While you don’t need an art school background to understand and appreciate good graphic design, becoming familiar with some basic design principles can pay big dividends if you’re thinking about hiring a graphic designer to work with your business or brand.
Do Your Homework
Start by spending some time looking at your competition’s logos, websites and business cards, and take notes about your reactions. You’ll quickly find that you have opinions about what you like and don’t like. Even reactions that seem vague to you (“I hate the color orange” or “I like XYZ’s logo”) can help a savvy graphic designer create a product you’ll love.

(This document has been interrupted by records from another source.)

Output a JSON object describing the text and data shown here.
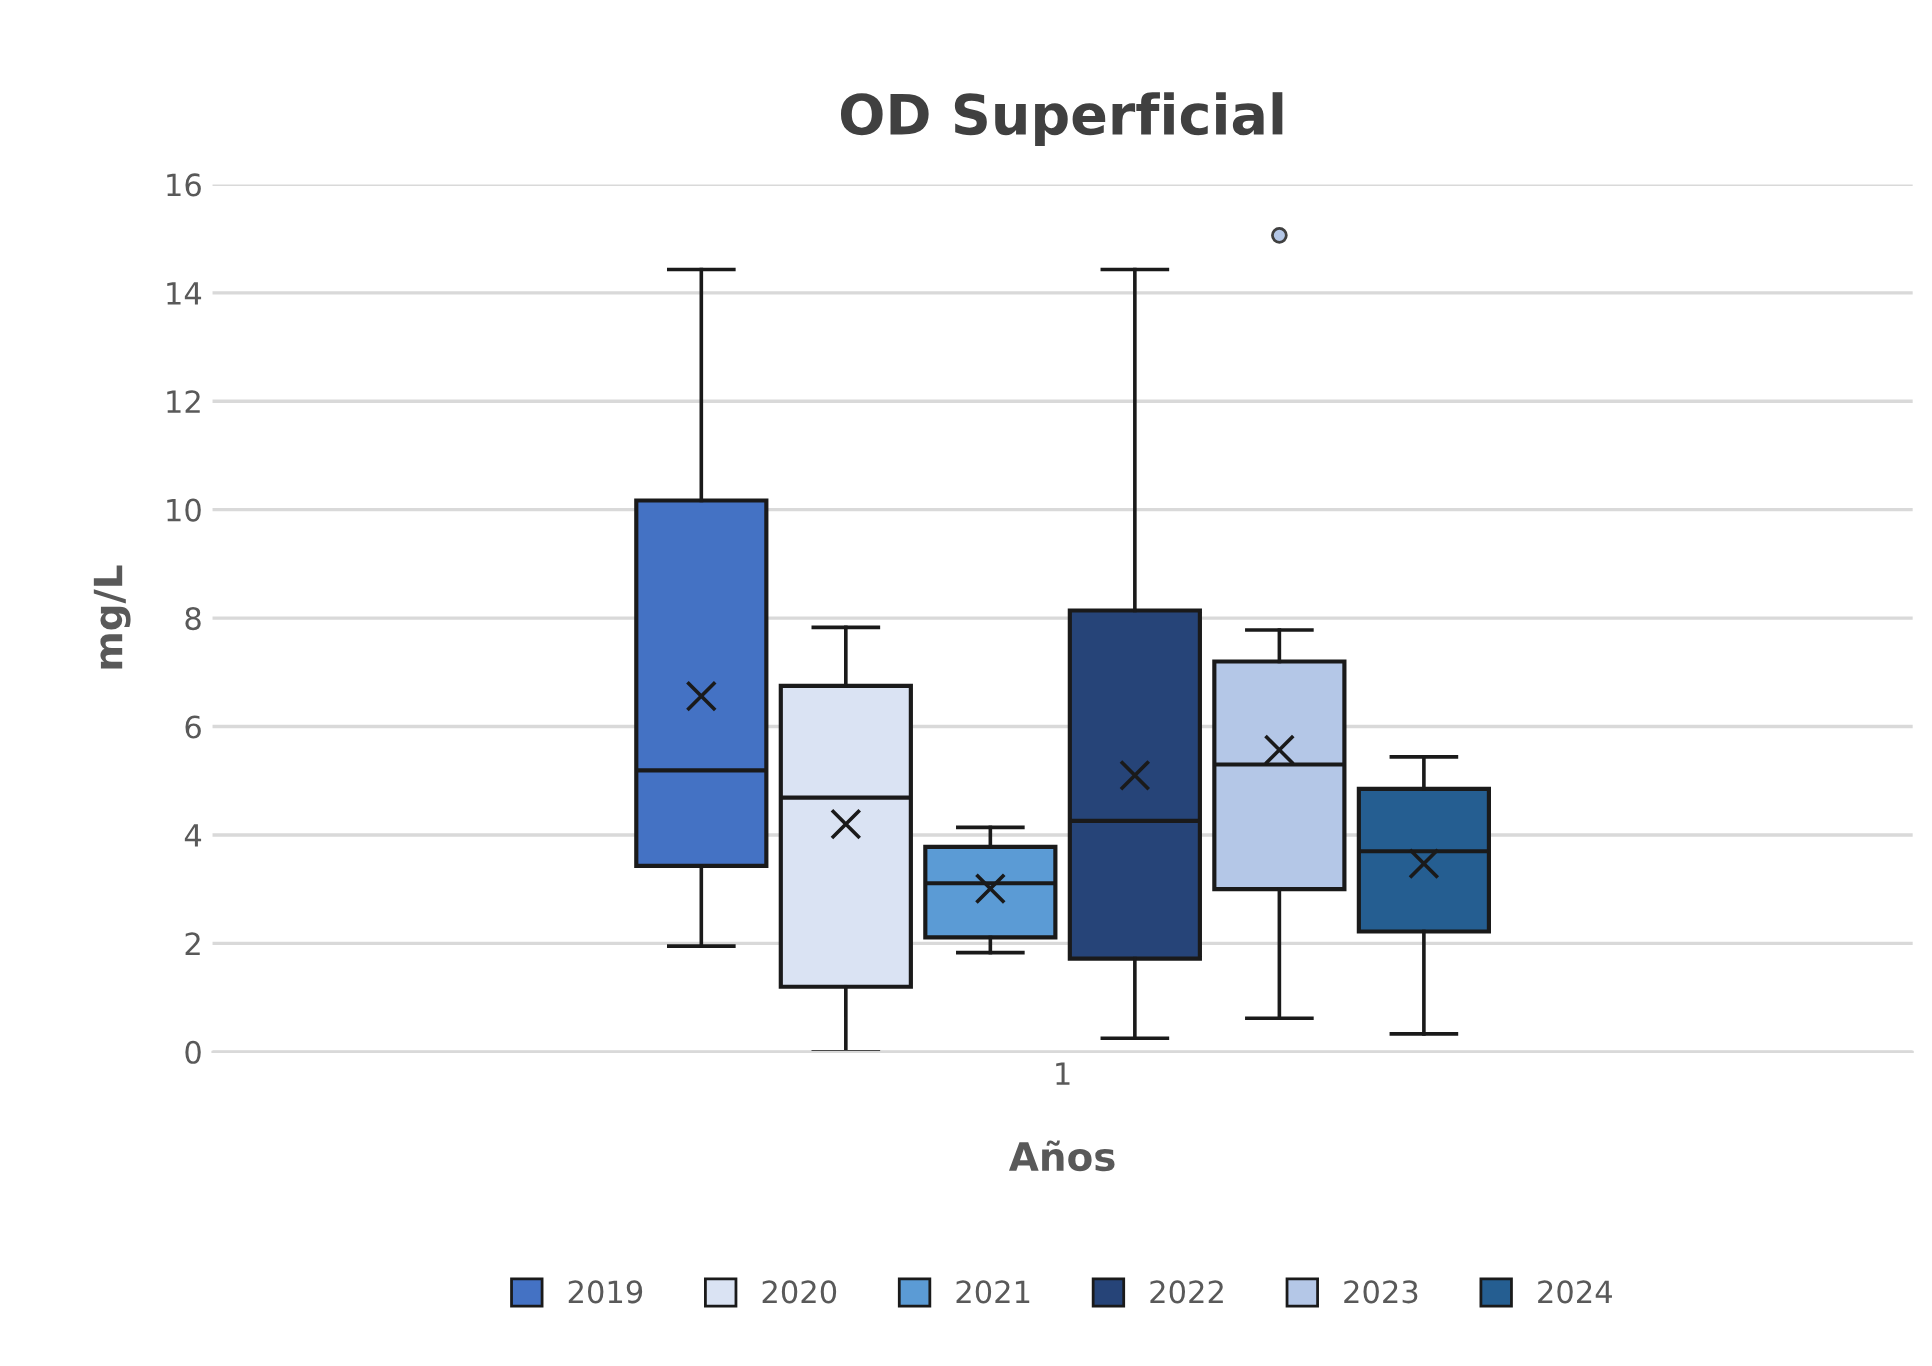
{
  "chart_data": {
    "type": "box",
    "title": "OD Superficial",
    "xlabel": "Años",
    "ylabel": "mg/L",
    "categories": [
      "1"
    ],
    "ylim": [
      0,
      16
    ],
    "yticks": [
      0,
      2,
      4,
      6,
      8,
      10,
      12,
      14,
      16
    ],
    "grid": "y",
    "legend": "bottom",
    "series": [
      {
        "name": "2019",
        "color": "#4472c4",
        "boxes": [
          {
            "low": 1.95,
            "q1": 3.43,
            "median": 5.19,
            "q3": 10.17,
            "high": 14.43,
            "mean": 6.56
          }
        ]
      },
      {
        "name": "2020",
        "color": "#dae3f3",
        "boxes": [
          {
            "low": 0,
            "q1": 1.2,
            "median": 4.69,
            "q3": 6.75,
            "high": 7.83,
            "mean": 4.2
          }
        ]
      },
      {
        "name": "2021",
        "color": "#5b9bd5",
        "boxes": [
          {
            "low": 1.83,
            "q1": 2.11,
            "median": 3.11,
            "q3": 3.78,
            "high": 4.14,
            "mean": 3.01
          }
        ]
      },
      {
        "name": "2022",
        "color": "#264478",
        "boxes": [
          {
            "low": 0.25,
            "q1": 1.72,
            "median": 4.26,
            "q3": 8.14,
            "high": 14.43,
            "mean": 5.1
          }
        ]
      },
      {
        "name": "2023",
        "color": "#b4c7e7",
        "boxes": [
          {
            "low": 0.62,
            "q1": 3.0,
            "median": 5.3,
            "q3": 7.2,
            "high": 7.78,
            "mean": 5.57,
            "outliers": [
              15.06
            ]
          }
        ]
      },
      {
        "name": "2024",
        "color": "#255e91",
        "boxes": [
          {
            "low": 0.33,
            "q1": 2.22,
            "median": 3.7,
            "q3": 4.85,
            "high": 5.44,
            "mean": 3.47
          }
        ]
      }
    ]
  }
}
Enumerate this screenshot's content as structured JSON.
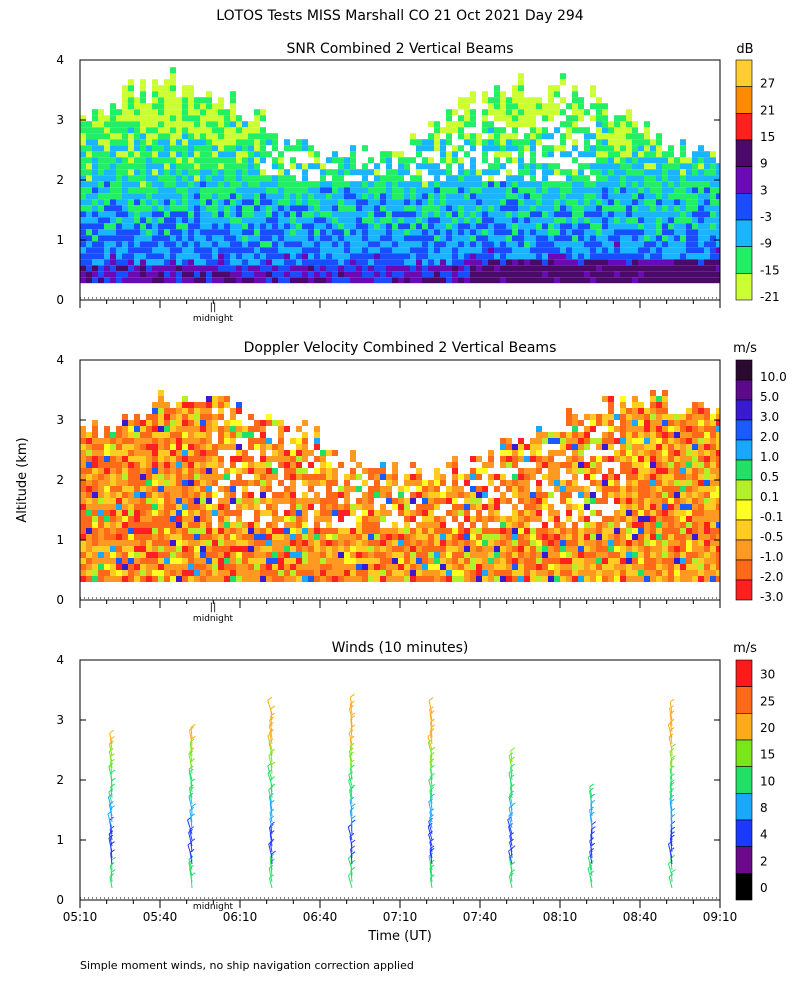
{
  "page_title": "LOTOS Tests MISS Marshall CO  21 Oct 2021 Day 294",
  "ylabel": "Altitude (km)",
  "xlabel": "Time (UT)",
  "footnote": "Simple moment winds, no ship navigation correction applied",
  "midnight_label": "midnight",
  "midnight_marker": "||",
  "chart_data": [
    {
      "type": "heatmap",
      "id": "snr",
      "title": "SNR Combined 2 Vertical Beams",
      "units": "dB",
      "ylim": [
        0,
        4
      ],
      "yticks": [
        "0",
        "1",
        "2",
        "3",
        "4"
      ],
      "xlim": [
        "05:10",
        "09:10"
      ],
      "colorbar_labels": [
        "27",
        "21",
        "15",
        "9",
        "3",
        "-3",
        "-9",
        "-15",
        "-21"
      ],
      "colorbar_colors": [
        "#ffcc33",
        "#ff8c00",
        "#ff2020",
        "#4b0a6a",
        "#6a0ab4",
        "#1a4dff",
        "#1ab4ff",
        "#22ee66",
        "#ccff33"
      ],
      "description": "SNR mostly -21 to -3 dB between 0.3 and 3.3 km; strongest returns (3 to 15 dB) near surface after 07:40"
    },
    {
      "type": "heatmap",
      "id": "doppler",
      "title": "Doppler Velocity Combined 2 Vertical Beams",
      "units": "m/s",
      "ylim": [
        0,
        4
      ],
      "yticks": [
        "0",
        "1",
        "2",
        "3",
        "4"
      ],
      "xlim": [
        "05:10",
        "09:10"
      ],
      "colorbar_labels": [
        "10.0",
        "5.0",
        "3.0",
        "2.0",
        "1.0",
        "0.5",
        "0.1",
        "-0.1",
        "-0.5",
        "-1.0",
        "-2.0",
        "-3.0"
      ],
      "colorbar_colors": [
        "#2a0a30",
        "#5a0a8a",
        "#3a1ad0",
        "#1a5aff",
        "#1aa8ff",
        "#22e066",
        "#b4f02a",
        "#ffff22",
        "#ffcc22",
        "#ff9922",
        "#ff6a1a",
        "#ff2020"
      ],
      "description": "Mostly -0.5 to -3.0 m/s (orange) between 0.5 and 3 km"
    },
    {
      "type": "scatter",
      "id": "winds",
      "title": "Winds (10 minutes)",
      "units": "m/s",
      "ylim": [
        0,
        4
      ],
      "yticks": [
        "0",
        "1",
        "2",
        "3",
        "4"
      ],
      "xticks": [
        "05:10",
        "05:40",
        "06:10",
        "06:40",
        "07:10",
        "07:40",
        "08:10",
        "08:40",
        "09:10"
      ],
      "colorbar_labels": [
        "30",
        "25",
        "20",
        "15",
        "10",
        "8",
        "4",
        "2",
        "0"
      ],
      "colorbar_colors": [
        "#ff1a1a",
        "#ff6a1a",
        "#ffaa1a",
        "#7ae61a",
        "#22e066",
        "#1aa8ff",
        "#1a3aff",
        "#6a0a8a",
        "#000000"
      ],
      "profiles_time": [
        "05:25",
        "05:55",
        "06:25",
        "06:55",
        "07:25",
        "07:55",
        "08:25",
        "08:55"
      ],
      "profiles_top_km": [
        2.7,
        2.8,
        3.2,
        3.3,
        3.2,
        2.4,
        1.8,
        3.2
      ]
    }
  ]
}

When it comes to graphic design, what’s left out is just as important as what’s put in. Good designs use white space — areas intentionally left blank — to balance out text and images. Your eyes need this uncluttered space to help you figure out what’s important and to guide you as you read a web page or brochure. Using white space effectively makes a design more attractive to the reader and easier to use.
Decide on Content
Just as you can’t write an article if you don’t know what you’re trying to say, you can’t select the perfect design if you haven’t thought about what you’re trying to communicate. What adjectives describe your business? What message should prospective clients or customers take from your logo or website? Jot down a few important ideas that you want to get across, and make a list of vital information that must be included in a design (your website URL and email address, for example, must appear on a business card, whereas a photograph of your office need not).
It’s human nature to overdo things: too many words, too many images and too many colors. An experienced graphic designer can help you pare down your design, letting a clear and unified message shine through.
Focus on Fonts
The style of typeface used can make or break a design. Subtle differences, like a serif (the “feet” at the bottom of some letters) or the thickness of the strokes can play a surprisingly big role in a reader’s reaction to a font. Avoid cutesy styles (like Curlz), overused fonts (like Papyrus), and above all else, stay away from Comic Sans.
Color choice is more than just an aesthetic decision; colors often have symbolic meanings that can affect how a design is perceived. Warm colors, like red and yellow, are energetic and attract attention, while cool blues and lavenders are soothing. Specific colors often carry symbolism; green, for example, is associated with nature — a good choice for a landscaper or nursery. Pink is considered by many to be a feminine color, perhaps not the best choice if your customers are predominantly men. Give some thought to the colors you gravitate toward, and consider how they affect the overall look and meaning of a design.
Stay On Message
The best design is one that represents your brand or business most effectively. Blindly following fads or copying the look of other logos or websites won’t accomplish that. When evaluating a design, think about how each individual component –font, color, layout, and logo, to name a few– represents your business and what message each component sends. By keeping an eye on your goals, you’ll end up with a design that looks good and does the job for years to come.